Si vous êtes témoin d’une pollution, après avoir donné l’alerte aux services compétents, vous pouvez prendre quelques mesures simples :

      • limiter l’accès du public à la zone pour réduire:
      • les risques potentiels d’intoxication
      • les risques d’incendie et d’explosion
      • identifier le début de la zone polluée;
      • ne touchez pas l’eau ou les poissons morts ;
      • ne pénétrez pas sur des sites privés interdits au public.

Tous responsables !

Signaler une pollution accidentelle est un devoir civique au même titre que venir en aide à une personne en danger.
Selon le livre II du Code de l’environnement constituant le Code le l’Eau,
Article 1 §1 : ” L’eau fait partie du patrimoine commun de la région wallonne. Le cycle de l’eau est géré de façon globale et intégrée, dans le constant souci d’assurer à la fois la qualité et la pérennité de la ressource, dans le cadre d’un développement durable.”
Article 1 §2 : ” La politique de l’eau en Région wallonne a pour objectifs :

      1. de prévenir toute dégradation supplémentaire, de préserver et d’améliorer l’état des écosystèmes aquatiques ainsi que, en ce qui concerne leurs besoins en eau, des écosystèmes terrestres et des zones humides qui en dépendent directement;
      2. de promouvoir une utilisation durable de l’eau, fondée sur la protection à long terme des ressources en eau disponibles;
      3. de viser à renforcer la protection de l’environnement aquatique ainsi qu’à l’améliorer, notamment par des mesures spécifiques conçues pour réduire progressivement les rejets, émissions et pertes de substances prioritaires, et pour arrêter ou supprimer progressivement les rejets, émissions et pertes de substances dangereuses prioritaires;
      4. d’assurer la réduction progressive de la pollution des eaux souterraines et des eaux de surface et de prévenir l’aggravation de leur pollution;
      5. de contribuer à atténuer les effets des inondations et des sécheresses;
      6. de protéger la santé des personnes des effets néfastes de la contamination des eaux destinées à la consommation humaine en garantissant la salubrité et la propreté de celles-ci, et ce, conformément à la directive du Conseil des Communautés n° 98/83/C.E. du 3 novembre 1998 relative à la qualité des eaux destinées à la consommation humaine.
        Mais prévenir pour protéger n’est pas accuser. Seule une enquête officielle menée par les autorités compétentes pourra déterminer les causes de la pollution et les responsabilités engagées.
Note :
– Irisations : apparition de reflets aux couleurs de l’arc-en-ciel à la surface de l’eau. Ces irisations sont fréquemment visibles lors de fuites d’essence ou de fioul.
– Absorption: technique de dépollution permettant de fixer une partie de la pollution sur un matériau « éponge » qui sera ensuite spécifiquement éliminé.
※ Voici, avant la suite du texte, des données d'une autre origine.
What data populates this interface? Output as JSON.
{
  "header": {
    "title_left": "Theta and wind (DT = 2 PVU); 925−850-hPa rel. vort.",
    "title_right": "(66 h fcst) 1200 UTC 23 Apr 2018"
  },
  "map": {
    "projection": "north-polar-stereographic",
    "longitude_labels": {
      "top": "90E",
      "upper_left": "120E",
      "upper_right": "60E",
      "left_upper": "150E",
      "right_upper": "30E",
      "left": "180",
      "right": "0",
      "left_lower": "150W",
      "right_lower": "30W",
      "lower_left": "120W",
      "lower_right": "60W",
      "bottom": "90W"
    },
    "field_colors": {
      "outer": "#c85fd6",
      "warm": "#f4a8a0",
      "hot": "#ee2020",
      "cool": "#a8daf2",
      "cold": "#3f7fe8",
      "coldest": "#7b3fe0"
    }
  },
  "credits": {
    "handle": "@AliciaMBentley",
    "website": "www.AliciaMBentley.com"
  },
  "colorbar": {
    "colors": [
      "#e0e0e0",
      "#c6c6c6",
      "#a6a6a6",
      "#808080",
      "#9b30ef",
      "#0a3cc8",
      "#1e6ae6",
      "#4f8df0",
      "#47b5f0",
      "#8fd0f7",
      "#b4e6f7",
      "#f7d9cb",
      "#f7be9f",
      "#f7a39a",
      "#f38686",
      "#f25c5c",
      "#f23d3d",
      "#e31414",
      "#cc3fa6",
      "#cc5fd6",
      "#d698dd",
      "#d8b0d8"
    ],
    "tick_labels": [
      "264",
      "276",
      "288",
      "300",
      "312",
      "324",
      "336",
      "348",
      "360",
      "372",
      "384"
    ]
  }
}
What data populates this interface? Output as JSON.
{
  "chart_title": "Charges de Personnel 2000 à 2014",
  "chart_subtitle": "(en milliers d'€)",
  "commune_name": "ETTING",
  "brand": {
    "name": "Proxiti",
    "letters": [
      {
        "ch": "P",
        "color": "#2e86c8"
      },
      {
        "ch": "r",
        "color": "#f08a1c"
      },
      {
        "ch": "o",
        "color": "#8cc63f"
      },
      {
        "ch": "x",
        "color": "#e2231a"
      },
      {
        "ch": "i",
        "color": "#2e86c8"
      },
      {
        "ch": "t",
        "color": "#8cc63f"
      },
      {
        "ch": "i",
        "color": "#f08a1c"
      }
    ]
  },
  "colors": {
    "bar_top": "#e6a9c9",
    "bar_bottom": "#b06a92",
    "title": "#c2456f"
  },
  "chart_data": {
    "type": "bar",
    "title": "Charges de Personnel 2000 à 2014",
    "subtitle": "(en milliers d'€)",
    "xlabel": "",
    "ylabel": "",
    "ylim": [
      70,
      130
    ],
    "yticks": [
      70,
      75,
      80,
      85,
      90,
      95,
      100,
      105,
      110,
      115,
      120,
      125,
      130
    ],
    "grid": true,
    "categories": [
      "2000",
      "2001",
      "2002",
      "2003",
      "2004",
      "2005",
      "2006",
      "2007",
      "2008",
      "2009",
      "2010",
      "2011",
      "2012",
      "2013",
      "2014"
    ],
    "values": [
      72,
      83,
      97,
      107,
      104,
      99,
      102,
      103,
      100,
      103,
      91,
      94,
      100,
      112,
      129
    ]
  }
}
Quel est l’état de la sécheresse en Wallonie?

Publié le 28.06.2019 – Mis à jour le 25.07.2019

Canicule, sécheresse… De quoi parle-t-on exactement ? Quelles mesures ont été prises ?

En regard des températures élevées actuelles, il est bon de souligner la nuance entre la canicule, la sécheresse et la distribution de l’eau publique. La canicule est liée à de fortes températures pendant une durée ponctuelle tandis que la sécheresse est liée à un manque de précipitations à plus long terme. Bien sûr, la canicule accentue la sécheresse. L’une des conséquences de la sécheresse peut être de restreindre la consommation en eau de distribution pour certains usages autres que les besoins essentiels (alimentaires, sanitaires).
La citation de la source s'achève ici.